Em meados de abril, a também francesa Coty lançou globalmente um perfume da Gucci produzido a partir de resíduos de carbono. O “Where My Heart Beats” foi desenvolvido pela gigante da beleza em parceria com a startup americana LanzaTech.
Pelo sistema desenvolvido pela Fairbrics, o CO² lançado na atmosfera por fontes industriais é capturado e purificado. Em seguida, por processos baseados nos conhecimentos de química molecular, o gás reage com um catalisador e um solvente para surgir como poliéster.
400 anos para se decompor
Criado pelos químicos britânicos John Rex Whinfield e James Tennat Dickson, em 1941, incialmente sob o nome de terylene, o poliéster está entre as fibras mais usadas pelo setor têxtil. Caiu no gosto popular com seus tecidos de cores vibrantes e estampas bem definidas, difíceis de amassar e resistentes às altas temperaturas.
O problema é que esses fios são tradicionalmente produzidos a partir do petróleo, o que os torna incompatíveis com o futuro sustentável. Jogados nos aterros sanitários, o produto leva 400 anos para se decompor. Para compensar os cerca de 300 bilhões de quilos de CO², emitidos anualmente pela cadeia do poliéster, seria necessário plantar 2,1 trilhões de árvores.
Considerando que uma parcela ínfima de roupas é encaminhada para a reciclagem, esse tipo de tecido acaba virando uma grande ameaça para a saúde do planeta –e a nossa própria. Já está mais do que provado cientificamente que, ao ser lavado, o poliéster deixa um rastro de microplásticos. Com, no máximo, 5 milímetros de diâmetro, essas partículas são tóxicas ao organismo humano.
Graças aos avanços tecnológicas e a urgência para tornar o setor da moda menos nocivo ao meio ambiente, as fibras ecológicas, em especial as sintéticas recicláveis, começam a ganhar espaço no mercado.
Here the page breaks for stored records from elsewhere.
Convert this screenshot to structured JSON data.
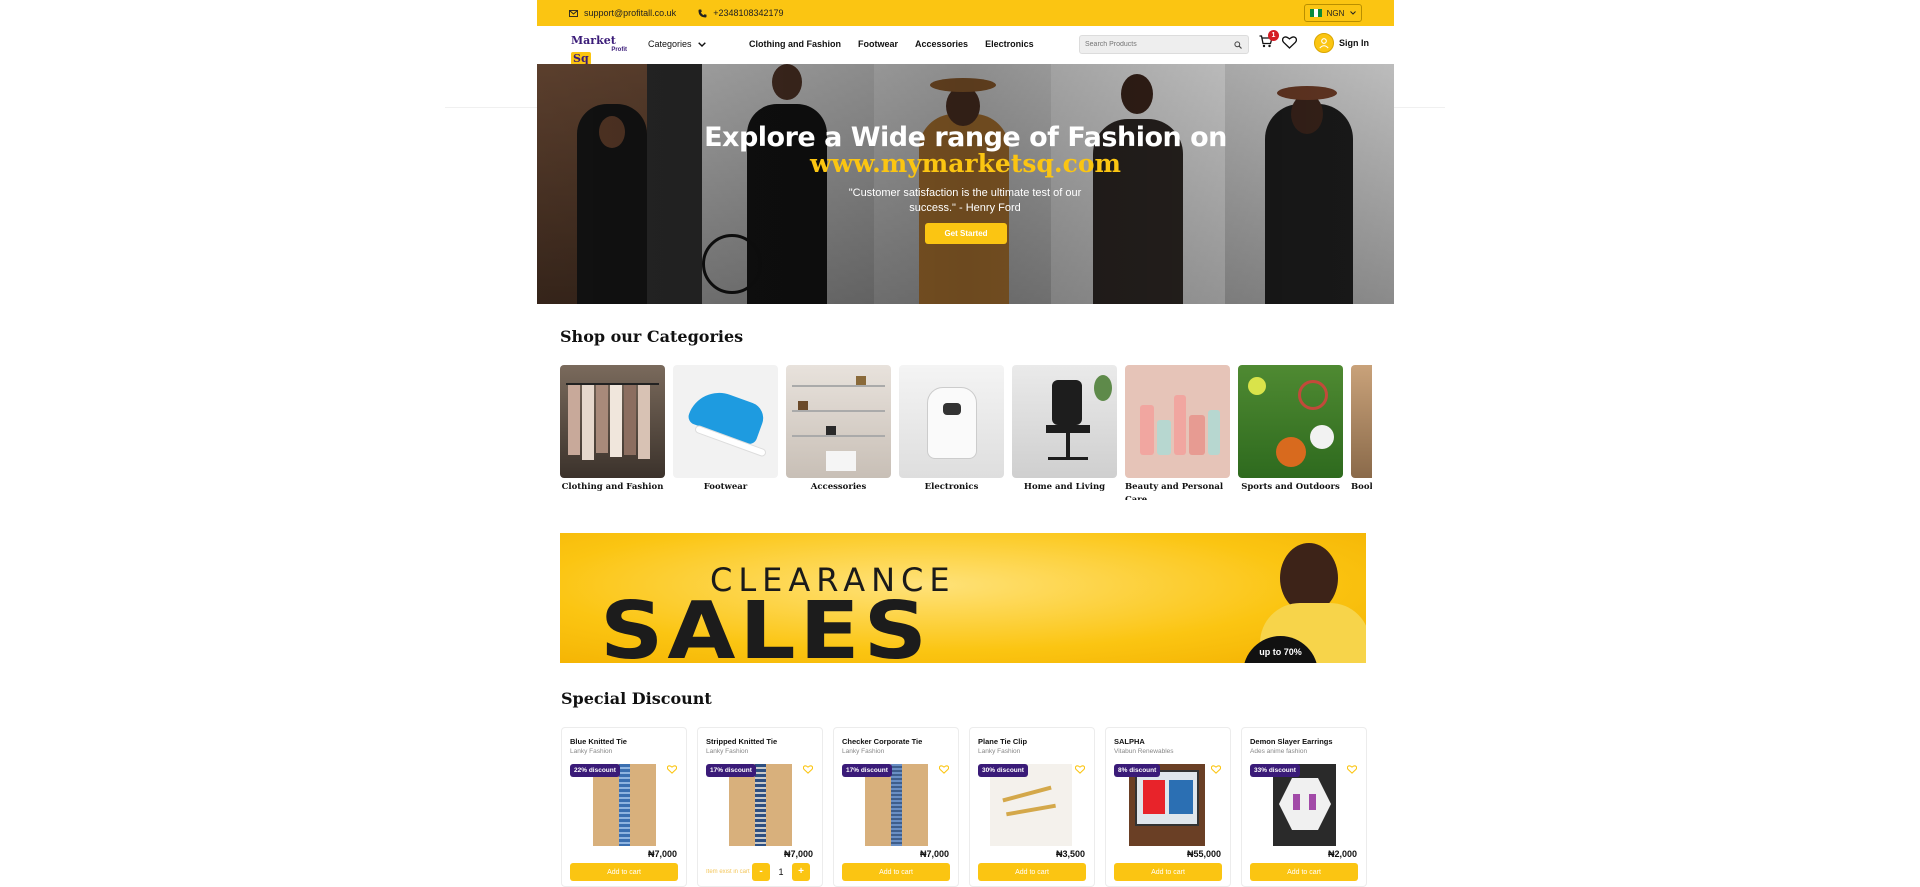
{
  "topbar": {
    "email": "support@profitall.co.uk",
    "phone": "+2348108342179",
    "currency": "NGN"
  },
  "nav": {
    "logo_main": "Market",
    "logo_accent": "Sq",
    "logo_sub": "Profit",
    "categories_label": "Categories",
    "links": [
      "Clothing and Fashion",
      "Footwear",
      "Accessories",
      "Electronics"
    ],
    "search_placeholder": "Search Products",
    "cart_count": "1",
    "signin_label": "Sign In"
  },
  "hero": {
    "title": "Explore a Wide range of Fashion on",
    "url": "www.mymarketsq.com",
    "quote": "\"Customer satisfaction is the ultimate test of our success.\" - Henry Ford",
    "cta": "Get Started"
  },
  "categories": {
    "title": "Shop our Categories",
    "items": [
      "Clothing and Fashion",
      "Footwear",
      "Accessories",
      "Electronics",
      "Home and Living",
      "Beauty and Personal Care",
      "Sports and Outdoors",
      "Books and Media"
    ]
  },
  "banner": {
    "line1": "CLEARANCE",
    "line2": "SALES",
    "badge": "up to 70%"
  },
  "discount": {
    "title": "Special Discount",
    "add_label": "Add to cart",
    "in_cart_label": "Item exist in cart",
    "products": [
      {
        "name": "Blue Knitted Tie",
        "vendor": "Lanky Fashion",
        "discount": "22% discount",
        "price": "₦7,000"
      },
      {
        "name": "Stripped Knitted Tie",
        "vendor": "Lanky Fashion",
        "discount": "17% discount",
        "price": "₦7,000",
        "qty": "1"
      },
      {
        "name": "Checker Corporate Tie",
        "vendor": "Lanky Fashion",
        "discount": "17% discount",
        "price": "₦7,000"
      },
      {
        "name": "Plane Tie Clip",
        "vendor": "Lanky Fashion",
        "discount": "30% discount",
        "price": "₦3,500"
      },
      {
        "name": "SALPHA",
        "vendor": "Vitabun Renewables",
        "discount": "8% discount",
        "price": "₦55,000"
      },
      {
        "name": "Demon Slayer Earrings",
        "vendor": "Ades anime fashion",
        "discount": "33% discount",
        "price": "₦2,000"
      }
    ]
  },
  "colors": {
    "brand_yellow": "#fbc512",
    "brand_purple": "#3a1b78",
    "badge_red": "#d51c24"
  }
}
Até 2032, a demanda global por esses produtos deve mais do que dobrar, em comparação a 2022. Indo de US$ 43 bilhões para US$ 88 bilhões.
A inovação da Fairbrics vai além de produzir um tecido sustentável. Ao criar um sistema de captura de carbono diretamente do ar, a startup francesa ajudar a reduzir o volume de sujeira despejado na atmosfera por indústrias de outros setores da economia.